Middle East Studies Courses

  • MEST 110 Introduction to the Middle East

    In this introduction to Middle East Studies, we will embark on an interdisciplinary exploration of a region that spans from Central Asia to North Africa. We will study the Middle East as a multilingual, multireligious, multicultural space that, because of its unique cultural geography connecting peoples and governments from Africa, Asia, and Europe, has developed distinguishing characteristics over time. We will build familiarity with the diversity of this region and explain its multiple cultural and sociopolitical crossroads through analysis of storytelling, food, music, religious practices, governments, economies and more.

  • MEST 135 Imagining Arab Worlds

    In this course we will study representations of the environments and landscapes of the modern Arab world, with particular focus upon five distinct but connected types of places– city, country, mountain, desert, and sea– and their entanglement with various myths of nationhood and peoplehood. Through study of Arab fiction and film and in conversation with history, spatial theory, and ecocriticism,Β  we will think about how environment has shaped those societies, and how members of those societies have made claims of their own about and upon their surroundings.

    In translation, no Arabic required. All course readings will be in English.

    ARBC 135 is cross listed with MEST 135.

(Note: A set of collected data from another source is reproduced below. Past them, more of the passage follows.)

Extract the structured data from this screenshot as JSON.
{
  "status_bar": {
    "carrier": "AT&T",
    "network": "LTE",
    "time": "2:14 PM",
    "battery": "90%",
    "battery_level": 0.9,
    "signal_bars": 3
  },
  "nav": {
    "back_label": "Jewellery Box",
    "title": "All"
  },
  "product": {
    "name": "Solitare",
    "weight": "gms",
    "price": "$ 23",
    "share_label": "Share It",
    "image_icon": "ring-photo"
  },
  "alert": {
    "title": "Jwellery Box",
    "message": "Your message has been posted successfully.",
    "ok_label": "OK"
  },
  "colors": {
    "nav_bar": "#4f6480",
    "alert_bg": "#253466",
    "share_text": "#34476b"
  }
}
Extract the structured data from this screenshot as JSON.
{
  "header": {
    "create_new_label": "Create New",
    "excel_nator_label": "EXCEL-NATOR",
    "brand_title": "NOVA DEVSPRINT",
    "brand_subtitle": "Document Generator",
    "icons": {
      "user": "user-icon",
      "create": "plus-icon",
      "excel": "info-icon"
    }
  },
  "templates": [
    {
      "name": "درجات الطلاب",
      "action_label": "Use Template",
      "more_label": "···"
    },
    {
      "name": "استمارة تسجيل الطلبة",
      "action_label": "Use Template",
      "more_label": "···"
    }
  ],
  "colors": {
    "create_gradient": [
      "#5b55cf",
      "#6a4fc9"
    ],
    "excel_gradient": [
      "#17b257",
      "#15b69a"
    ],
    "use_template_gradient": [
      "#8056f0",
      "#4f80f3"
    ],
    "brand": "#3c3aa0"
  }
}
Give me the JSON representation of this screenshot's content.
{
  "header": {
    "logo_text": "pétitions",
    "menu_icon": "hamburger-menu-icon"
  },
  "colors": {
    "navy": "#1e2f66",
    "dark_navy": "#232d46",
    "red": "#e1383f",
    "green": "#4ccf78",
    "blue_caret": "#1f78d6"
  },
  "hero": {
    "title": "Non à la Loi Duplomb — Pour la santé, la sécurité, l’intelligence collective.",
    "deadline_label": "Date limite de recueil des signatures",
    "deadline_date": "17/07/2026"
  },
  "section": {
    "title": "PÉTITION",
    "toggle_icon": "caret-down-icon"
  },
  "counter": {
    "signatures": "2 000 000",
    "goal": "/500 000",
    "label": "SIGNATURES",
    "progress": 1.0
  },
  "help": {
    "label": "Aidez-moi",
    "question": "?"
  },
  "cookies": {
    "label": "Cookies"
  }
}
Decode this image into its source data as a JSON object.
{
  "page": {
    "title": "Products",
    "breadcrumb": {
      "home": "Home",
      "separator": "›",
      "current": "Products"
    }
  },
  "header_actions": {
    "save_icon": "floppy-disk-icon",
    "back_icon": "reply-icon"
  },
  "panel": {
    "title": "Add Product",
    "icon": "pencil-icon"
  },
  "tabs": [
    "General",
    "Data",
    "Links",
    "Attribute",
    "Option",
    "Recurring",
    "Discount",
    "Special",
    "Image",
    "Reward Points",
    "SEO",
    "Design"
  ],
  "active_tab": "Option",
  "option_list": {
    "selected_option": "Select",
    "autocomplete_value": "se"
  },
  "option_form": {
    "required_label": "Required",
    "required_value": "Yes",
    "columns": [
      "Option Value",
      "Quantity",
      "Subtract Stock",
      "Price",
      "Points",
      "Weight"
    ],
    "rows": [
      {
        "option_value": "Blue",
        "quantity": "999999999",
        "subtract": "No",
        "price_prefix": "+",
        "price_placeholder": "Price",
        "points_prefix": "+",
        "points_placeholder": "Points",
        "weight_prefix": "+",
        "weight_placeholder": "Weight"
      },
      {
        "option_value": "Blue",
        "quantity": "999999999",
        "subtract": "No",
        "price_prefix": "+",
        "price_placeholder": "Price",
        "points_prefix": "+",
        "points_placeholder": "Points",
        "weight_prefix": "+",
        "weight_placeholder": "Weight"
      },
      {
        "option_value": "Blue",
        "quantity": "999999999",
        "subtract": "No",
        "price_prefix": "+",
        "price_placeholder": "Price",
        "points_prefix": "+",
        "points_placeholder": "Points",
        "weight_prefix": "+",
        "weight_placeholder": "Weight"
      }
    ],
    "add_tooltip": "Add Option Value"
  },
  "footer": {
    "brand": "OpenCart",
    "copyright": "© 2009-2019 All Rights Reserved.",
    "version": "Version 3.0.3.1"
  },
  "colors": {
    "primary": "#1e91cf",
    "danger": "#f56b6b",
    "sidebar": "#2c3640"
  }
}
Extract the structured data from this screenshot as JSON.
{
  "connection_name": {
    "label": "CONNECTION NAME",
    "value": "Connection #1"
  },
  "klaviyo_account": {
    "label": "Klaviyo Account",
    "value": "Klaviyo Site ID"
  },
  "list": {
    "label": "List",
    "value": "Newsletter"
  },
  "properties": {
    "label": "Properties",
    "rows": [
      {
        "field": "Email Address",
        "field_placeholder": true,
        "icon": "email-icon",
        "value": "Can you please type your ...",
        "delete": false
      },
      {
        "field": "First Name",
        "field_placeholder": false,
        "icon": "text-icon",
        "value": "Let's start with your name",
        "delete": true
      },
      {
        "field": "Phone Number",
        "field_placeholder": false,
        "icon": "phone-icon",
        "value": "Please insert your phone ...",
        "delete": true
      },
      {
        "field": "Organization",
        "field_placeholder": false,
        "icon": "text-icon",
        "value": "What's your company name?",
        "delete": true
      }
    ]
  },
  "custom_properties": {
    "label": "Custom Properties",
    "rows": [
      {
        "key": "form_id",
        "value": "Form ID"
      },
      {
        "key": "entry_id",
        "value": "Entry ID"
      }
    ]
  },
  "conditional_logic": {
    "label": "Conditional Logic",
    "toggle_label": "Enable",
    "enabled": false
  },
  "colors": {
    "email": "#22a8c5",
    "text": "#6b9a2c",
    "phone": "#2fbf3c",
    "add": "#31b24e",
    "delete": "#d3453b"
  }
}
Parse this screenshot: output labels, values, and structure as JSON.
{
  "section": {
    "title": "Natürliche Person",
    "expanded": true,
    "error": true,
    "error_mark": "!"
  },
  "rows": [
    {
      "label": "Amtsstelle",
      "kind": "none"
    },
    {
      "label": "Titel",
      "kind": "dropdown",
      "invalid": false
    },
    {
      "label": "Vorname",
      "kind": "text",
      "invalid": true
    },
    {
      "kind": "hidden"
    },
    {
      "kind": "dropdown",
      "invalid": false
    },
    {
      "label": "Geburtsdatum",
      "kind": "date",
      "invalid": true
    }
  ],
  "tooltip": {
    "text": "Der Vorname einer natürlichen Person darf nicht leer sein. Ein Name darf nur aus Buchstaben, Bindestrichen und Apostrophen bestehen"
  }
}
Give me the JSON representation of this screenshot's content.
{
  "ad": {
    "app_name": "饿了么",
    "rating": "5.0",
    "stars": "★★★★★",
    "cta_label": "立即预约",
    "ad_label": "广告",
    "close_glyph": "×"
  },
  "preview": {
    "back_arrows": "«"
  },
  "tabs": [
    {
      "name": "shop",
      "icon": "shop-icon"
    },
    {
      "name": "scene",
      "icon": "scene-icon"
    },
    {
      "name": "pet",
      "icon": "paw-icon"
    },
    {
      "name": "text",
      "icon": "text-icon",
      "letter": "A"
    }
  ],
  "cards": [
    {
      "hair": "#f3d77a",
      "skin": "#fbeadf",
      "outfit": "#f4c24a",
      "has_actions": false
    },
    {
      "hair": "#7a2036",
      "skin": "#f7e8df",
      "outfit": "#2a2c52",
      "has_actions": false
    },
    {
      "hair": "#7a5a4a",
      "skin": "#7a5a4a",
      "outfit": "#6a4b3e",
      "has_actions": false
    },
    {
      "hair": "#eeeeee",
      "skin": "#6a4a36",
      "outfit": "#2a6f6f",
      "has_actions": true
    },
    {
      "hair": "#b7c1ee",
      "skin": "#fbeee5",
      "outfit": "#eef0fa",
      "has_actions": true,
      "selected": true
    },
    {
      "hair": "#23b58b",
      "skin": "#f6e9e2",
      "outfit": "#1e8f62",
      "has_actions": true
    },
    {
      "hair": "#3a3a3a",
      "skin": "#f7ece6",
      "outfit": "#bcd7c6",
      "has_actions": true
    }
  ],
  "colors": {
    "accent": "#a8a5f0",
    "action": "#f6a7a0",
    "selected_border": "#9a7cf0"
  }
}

  • MEST 148 The Israeli-Palestinian Conflict

    This course provides students with the knowledge and analytical tools needed to engage productively and respectfully with current events surrounding Israel and Palestine. It situates the war in Gaza, along with other recent events, within the broader history of the Israeli-Palestinian conflict. We will study key moments in the history of the conflict and examine the conflicting narratives formed by different actors within the Israeli and Palestinian communities, as well as by other related communities. Students are not expected to adopt a particular viewpoint; rather, the course emphasizes historical context, critical analysis, and careful engagement with competing perspectives. Discussions will be based on primary sources and interdisciplinary academic scholarship.

    ARBC 148 is cross listed with MEST 148.

  • MEST 185 The Creation of Classical Arabic Literature

    In this course we will explore the emergence of Arabic literature in one of the most exciting and important periods in the history of Islam and the Arab world; a time in which pre-Islamic Arabian lore was combined with translated Persian wisdom literature and Greek scientific and philosophical writings to form the canon of learning of the new emerged Arab-Islamic empire. We will explore some of the different literary genres that emerged in the New Arab courts and urban centers: from wine and love poetry, historical and humorous anecdotes, to the Thousand and One Nights, and discuss the socio-historical forces and institutions that shaped them. All readings are in English. No Arabic knowledge required.

    ARBC 185 is cross listed with MEST 185.

  • MEST 230 Worlds of Jewish Memory

    Transmitting Jewish memory from one generation to the next has always been a treasured practice across the Jewish world. How have pivotal environments for Jews lived on in Jewish collective memory? How do they continue to speak through film, art, photography, music, architecture, museum/ memorial/ summer camp design, prayer, cuisine, and more? We'll compare dynamics of remembering and memorializing several Jewish worlds: ancient Egypt, medieval Spain, early modern Germany, pre- through post-Holocaust Europe and Russia, colonial into contemporary New York City, 1950s Algeria, and pre-State into contemporary Israel. Research projects can include family history explored through scholarship on cross-cultural memory.

    CCST 230 is cross listed with MEST 230.

  • MEST 395 Middle East Studies Capstone

    The Middle East Studies capstone will allow students to reflect upon their experiences with Middle East studies, including on-campus and off-campus classwork, internships, and cross-cultural experiences, and to synthesize their work in the minor. The course will involve selected readings from a number of disciplinary perspectives and it will culminate in a final oral presentation on a project that brings together each student’s work in Middle East Studies at Carleton.